Essa força não estava apenas no umbral, mas envolvia todo o Salão Mahavira; Wang Linchi não conseguia sequer tirar o crânio dali. Pensou em usar um artefato de armazenamento, mas era impossível: o crânio parecia estar ancorado ali pelo campo de força emanado da estátua.
Pela observação de Wang Linchi, aquela ancoragem era mais uma proteção do que uma prisão. Isso sugeria que, embora os crânios desejassem se reunir a seus corpos, talvez não fosse algo positivo – poderiam se transformar em monstros completos, por exemplo. Mas isso era só uma hipótese, sem provas.
“Crânio e corpo, será que combinam? Se o fantasma sair do campo de força, o crânio perde a proteção?”
Wang Linchi ponderou: se um monge morre, só há um corpo e um crânio, certo? “Espere, por que há um crânio a mais?” Exclamou surpreso ao notar a discrepância.
Contando o número de fantasmas decapitados e de crânios, percebeu que não batiam. Isso o deixou frustrado: tudo parecia correr bem, mas de repente um novo problema surgia. “De quem é o crânio extra? Ou qual fantasma está faltando?”
Não havia como haver crânios a mais ou fantasmas a menos. Examinando atentamente, Wang Linchi reconheceu um crânio familiar. “Por que este é tão parecido comigo?” Pegou o crânio de um canto: calvo, negro, pele e osso – idêntico a ele.
“O que sobrou fui eu? Será que esse crânio surgiu agora?” Enquanto pensava, olhou para a base de lótus e, sem saber quando, percebeu que o crânio da estátua de Buda havia sumido. No entanto, a estátua permanecia sentada, perfeitamente estável.
“Então o crânio extra é o seu.” Wang Linchi se voltou para a estátua, subitamente esclarecido. Aquela estátua, como os monges, também se tornara uma criatura monstruosa.
O crânio da estátua transformara-se em um igual ao de Wang Linchi, que se debatia incessantemente em suas mãos, idêntico em expressão e aparência aos demais crânios de monges.
Wang Linchi, segurando o crânio, encaminhou-se até a estátua. Agora, o crânio lutava ainda mais violentamente; se fosse um habitante comum do mundo secreto, jamais conseguiria contê-lo.

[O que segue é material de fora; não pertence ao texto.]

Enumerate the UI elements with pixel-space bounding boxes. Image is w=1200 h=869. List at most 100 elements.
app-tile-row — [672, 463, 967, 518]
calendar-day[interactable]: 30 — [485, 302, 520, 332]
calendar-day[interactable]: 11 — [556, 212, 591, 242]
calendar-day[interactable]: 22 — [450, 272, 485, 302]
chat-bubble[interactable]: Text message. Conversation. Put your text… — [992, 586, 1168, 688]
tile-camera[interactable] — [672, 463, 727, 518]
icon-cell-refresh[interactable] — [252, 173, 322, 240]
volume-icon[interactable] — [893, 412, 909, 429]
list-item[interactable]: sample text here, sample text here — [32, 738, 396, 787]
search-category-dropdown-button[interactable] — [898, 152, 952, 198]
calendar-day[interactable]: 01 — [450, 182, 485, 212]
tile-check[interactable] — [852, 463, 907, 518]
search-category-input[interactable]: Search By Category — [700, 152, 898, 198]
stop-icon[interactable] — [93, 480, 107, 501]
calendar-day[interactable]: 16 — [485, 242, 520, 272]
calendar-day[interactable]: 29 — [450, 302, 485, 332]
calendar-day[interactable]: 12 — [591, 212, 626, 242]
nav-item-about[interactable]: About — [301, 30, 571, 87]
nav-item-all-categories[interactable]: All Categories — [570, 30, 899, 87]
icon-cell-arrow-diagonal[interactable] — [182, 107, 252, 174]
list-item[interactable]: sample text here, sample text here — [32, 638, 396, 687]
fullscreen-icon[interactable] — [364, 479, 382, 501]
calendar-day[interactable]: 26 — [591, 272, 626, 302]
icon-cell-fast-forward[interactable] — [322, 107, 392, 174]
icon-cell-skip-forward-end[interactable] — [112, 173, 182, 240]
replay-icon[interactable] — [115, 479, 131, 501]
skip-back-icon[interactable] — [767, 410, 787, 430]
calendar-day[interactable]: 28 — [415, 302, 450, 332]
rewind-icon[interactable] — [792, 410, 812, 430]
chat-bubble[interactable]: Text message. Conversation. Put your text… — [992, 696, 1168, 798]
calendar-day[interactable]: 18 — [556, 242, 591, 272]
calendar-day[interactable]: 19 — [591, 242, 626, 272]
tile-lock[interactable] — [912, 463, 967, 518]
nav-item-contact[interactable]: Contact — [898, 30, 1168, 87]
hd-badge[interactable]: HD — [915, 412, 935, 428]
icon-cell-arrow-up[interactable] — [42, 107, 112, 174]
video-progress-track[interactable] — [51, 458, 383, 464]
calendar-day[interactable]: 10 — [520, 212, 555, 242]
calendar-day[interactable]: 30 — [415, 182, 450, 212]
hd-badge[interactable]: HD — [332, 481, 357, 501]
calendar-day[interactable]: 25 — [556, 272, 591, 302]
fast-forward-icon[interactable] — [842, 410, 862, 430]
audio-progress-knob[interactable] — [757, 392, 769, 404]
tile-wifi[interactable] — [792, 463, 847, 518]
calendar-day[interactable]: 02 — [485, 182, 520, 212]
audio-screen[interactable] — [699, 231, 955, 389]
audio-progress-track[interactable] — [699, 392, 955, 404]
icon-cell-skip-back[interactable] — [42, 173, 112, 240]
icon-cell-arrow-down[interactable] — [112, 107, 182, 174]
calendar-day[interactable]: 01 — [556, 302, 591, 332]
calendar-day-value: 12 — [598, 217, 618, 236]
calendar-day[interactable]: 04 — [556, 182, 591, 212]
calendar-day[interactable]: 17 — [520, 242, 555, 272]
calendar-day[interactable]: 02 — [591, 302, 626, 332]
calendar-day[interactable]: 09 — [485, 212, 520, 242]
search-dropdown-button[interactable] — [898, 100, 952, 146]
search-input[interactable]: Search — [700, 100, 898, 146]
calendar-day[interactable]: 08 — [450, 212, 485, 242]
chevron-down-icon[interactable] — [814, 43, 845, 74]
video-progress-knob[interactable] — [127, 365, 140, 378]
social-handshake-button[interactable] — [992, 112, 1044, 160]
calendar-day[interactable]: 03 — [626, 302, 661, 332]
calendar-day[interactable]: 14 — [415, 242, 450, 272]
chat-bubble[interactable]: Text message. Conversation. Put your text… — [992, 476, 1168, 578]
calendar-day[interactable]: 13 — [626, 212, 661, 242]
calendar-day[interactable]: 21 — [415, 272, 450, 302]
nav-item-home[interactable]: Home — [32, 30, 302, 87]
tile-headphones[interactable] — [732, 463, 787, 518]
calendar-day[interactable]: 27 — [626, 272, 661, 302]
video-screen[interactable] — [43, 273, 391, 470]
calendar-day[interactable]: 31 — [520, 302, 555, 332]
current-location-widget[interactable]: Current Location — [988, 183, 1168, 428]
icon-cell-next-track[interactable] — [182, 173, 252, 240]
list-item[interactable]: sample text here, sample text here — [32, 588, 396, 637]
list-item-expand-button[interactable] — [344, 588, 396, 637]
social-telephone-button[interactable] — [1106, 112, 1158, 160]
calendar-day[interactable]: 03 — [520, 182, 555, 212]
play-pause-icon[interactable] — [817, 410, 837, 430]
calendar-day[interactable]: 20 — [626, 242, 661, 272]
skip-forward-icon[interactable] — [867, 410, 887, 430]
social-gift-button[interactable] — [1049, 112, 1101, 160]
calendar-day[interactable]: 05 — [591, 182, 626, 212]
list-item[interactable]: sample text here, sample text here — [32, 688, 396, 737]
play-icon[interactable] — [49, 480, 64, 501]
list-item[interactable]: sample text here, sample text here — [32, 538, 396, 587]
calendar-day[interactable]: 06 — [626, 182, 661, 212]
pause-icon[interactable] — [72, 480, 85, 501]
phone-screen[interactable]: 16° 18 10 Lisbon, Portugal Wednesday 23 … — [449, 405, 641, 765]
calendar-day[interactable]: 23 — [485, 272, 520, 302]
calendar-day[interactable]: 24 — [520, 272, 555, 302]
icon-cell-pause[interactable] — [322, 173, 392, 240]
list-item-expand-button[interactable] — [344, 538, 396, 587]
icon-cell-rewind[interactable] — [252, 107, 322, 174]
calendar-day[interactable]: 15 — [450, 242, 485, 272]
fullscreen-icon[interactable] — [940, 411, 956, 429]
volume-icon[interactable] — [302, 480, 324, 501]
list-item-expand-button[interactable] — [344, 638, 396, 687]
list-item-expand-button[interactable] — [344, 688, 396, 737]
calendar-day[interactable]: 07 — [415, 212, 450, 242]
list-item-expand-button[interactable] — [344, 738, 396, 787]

Mas Wang Linchi era diferente: embora talvez não fosse forte entre os despertos de combate, para os padrões de uma pessoa comum, tinha força sobre-humana.
A distância entre o extraordinário e o ordinário era como a diferença entre as sementes de alma do reino imperial e o dinheiro corrente: uma semente de alma refinada, um homem comum jamais poderia adquirir em vida, mas um desperto de combate do nível ferro-negro normalmente teria várias delas.

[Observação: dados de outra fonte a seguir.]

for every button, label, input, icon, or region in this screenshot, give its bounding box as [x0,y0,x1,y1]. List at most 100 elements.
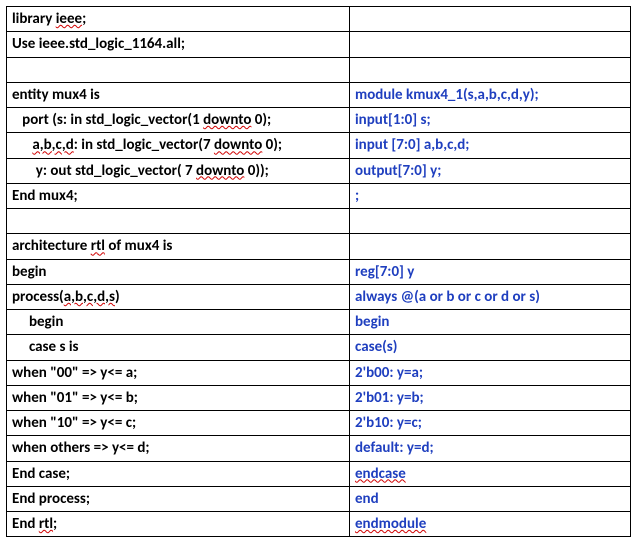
vhdl-text: when others => y<= d; [12,439,150,457]
vhdl-text: End mux4; [12,187,78,205]
verilog-cell: endcase [350,461,631,486]
verilog-cell: ; [350,183,631,208]
vhdl-cell: when "00" => y<= a; [7,360,350,385]
table-row: a,b,c,d: in std_logic_vector(7 downto 0)… [7,133,631,158]
table-row: End case; endcase [7,461,631,486]
verilog-text: output[7:0] y; [355,162,441,180]
vhdl-text [12,136,32,154]
verilog-text: reg[7:0] y [355,263,414,281]
verilog-cell: default: y=d; [350,436,631,461]
vhdl-text: case s is [12,338,79,356]
verilog-text [355,212,358,230]
verilog-text: case(s) [355,338,397,356]
verilog-text: module kmux4_1(s,a,b,c,d,y); [355,86,539,104]
vhdl-text [12,61,15,79]
vhdl-text: Use ieee.std_logic_1164.all; [12,35,185,53]
verilog-cell: module kmux4_1(s,a,b,c,d,y); [350,82,631,107]
vhdl-cell: End mux4; [7,183,350,208]
vhdl-text: library [12,10,56,28]
vhdl-cell: Use ieee.std_logic_1164.all; [7,32,350,57]
verilog-cell [350,7,631,32]
verilog-cell: input[1:0] s; [350,108,631,133]
vhdl-cell: when "01" => y<= b; [7,385,350,410]
vhdl-text: begin [12,263,46,281]
vhdl-text: 0)); [244,162,268,180]
vhdl-cell: begin [7,259,350,284]
vhdl-text: ; [53,515,57,533]
vhdl-text: when "00" => y<= a; [12,364,137,382]
verilog-cell: case(s) [350,335,631,360]
table-row: when "00" => y<= a; 2'b00: y=a; [7,360,631,385]
vhdl-text: when "10" => y<= c; [12,414,136,432]
verilog-cell: 2'b00: y=a; [350,360,631,385]
spellcheck-underline: ieee [56,10,82,28]
verilog-text: input [7:0] a,b,c,d; [355,136,469,154]
vhdl-cell: process(a,b,c,d,s) [7,284,350,309]
table-row [7,209,631,234]
spellcheck-underline: a,b,c,d [32,136,73,154]
vhdl-text: End process; [12,490,90,508]
verilog-cell: 2'b01: y=b; [350,385,631,410]
verilog-text: 2'b01: y=b; [355,389,424,407]
vhdl-text: entity mux4 is [12,86,100,104]
vhdl-cell: End process; [7,486,350,511]
table-row: End process; end [7,486,631,511]
vhdl-cell: End case; [7,461,350,486]
vhdl-text: port (s: in std_logic_vector(1 [12,111,203,129]
table-row [7,57,631,82]
vhdl-cell: case s is [7,335,350,360]
vhdl-cell: begin [7,310,350,335]
vhdl-text: process( [12,288,64,306]
verilog-text: always @(a or b or c or d or s) [355,288,540,306]
vhdl-text: End [12,515,39,533]
table-row: Use ieee.std_logic_1164.all; [7,32,631,57]
vhdl-text: of mux4 is [105,237,172,255]
verilog-cell: always @(a or b or c or d or s) [350,284,631,309]
table-row: when others => y<= d; default: y=d; [7,436,631,461]
table-row: when "10" => y<= c; 2'b10: y=c; [7,411,631,436]
table-row: begin reg[7:0] y [7,259,631,284]
verilog-text: begin [355,313,389,331]
spellcheck-underline: downto [214,136,262,154]
table-row: port (s: in std_logic_vector(1 downto 0)… [7,108,631,133]
vhdl-cell: architecture rtl of mux4 is [7,234,350,259]
vhdl-text [12,212,15,230]
vhdl-cell: y: out std_logic_vector( 7 downto 0)); [7,158,350,183]
verilog-text: ; [355,187,359,205]
verilog-cell: end [350,486,631,511]
verilog-text: default: y=d; [355,439,434,457]
spellcheck-underline: rtl [91,237,105,255]
verilog-cell: endmodule [350,512,631,537]
verilog-cell: reg[7:0] y [350,259,631,284]
verilog-cell [350,234,631,259]
table-row: architecture rtl of mux4 is [7,234,631,259]
verilog-text [355,61,358,79]
vhdl-text: architecture [12,237,91,255]
spellcheck-underline: rtl [39,515,53,533]
vhdl-text: y: out std_logic_vector( 7 [12,162,196,180]
verilog-text: 2'b10: y=c; [355,414,422,432]
verilog-cell: 2'b10: y=c; [350,411,631,436]
table-row: entity mux4 is module kmux4_1(s,a,b,c,d,y… [7,82,631,107]
vhdl-text: ) [115,288,120,306]
table-row: begin begin [7,310,631,335]
vhdl-cell: a,b,c,d: in std_logic_vector(7 downto 0)… [7,133,350,158]
vhdl-text: when "01" => y<= b; [12,389,138,407]
vhdl-cell [7,57,350,82]
verilog-cell: output[7:0] y; [350,158,631,183]
vhdl-cell: when others => y<= d; [7,436,350,461]
vhdl-cell: End rtl; [7,512,350,537]
spellcheck-underline: endcase [355,465,406,483]
vhdl-text: : in std_logic_vector(7 [74,136,214,154]
vhdl-text: ; [82,10,86,28]
verilog-text: input[1:0] s; [355,111,431,129]
spellcheck-underline: downto [203,111,251,129]
vhdl-cell: when "10" => y<= c; [7,411,350,436]
table-row: library ieee; [7,7,631,32]
vhdl-text: 0); [251,111,271,129]
verilog-cell [350,209,631,234]
table-row: case s is case(s) [7,335,631,360]
verilog-text: 2'b00: y=a; [355,364,423,382]
verilog-cell [350,32,631,57]
table-row: End mux4;; [7,183,631,208]
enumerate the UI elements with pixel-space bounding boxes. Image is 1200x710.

“Você está relutando em voltar à estátua, não é? Deixe-me adivinhar... está com medo, certo?” Enquanto se aproximava da estátua, Wang Linchi murmurava, esperando arrancar alguma informação do crânio. Mas o crânio permanecia teimoso, lutando sem dizer uma palavra.
Wang Linchi chegou a desconfiar que aquilo fosse mudo. Era bem possível: apesar de parecer um crânio de monge, era, na verdade, a cabeça esculpida de uma estátua de Buda. Quem sabe se tinha cordas vocais? Falar, talvez, fosse impossível.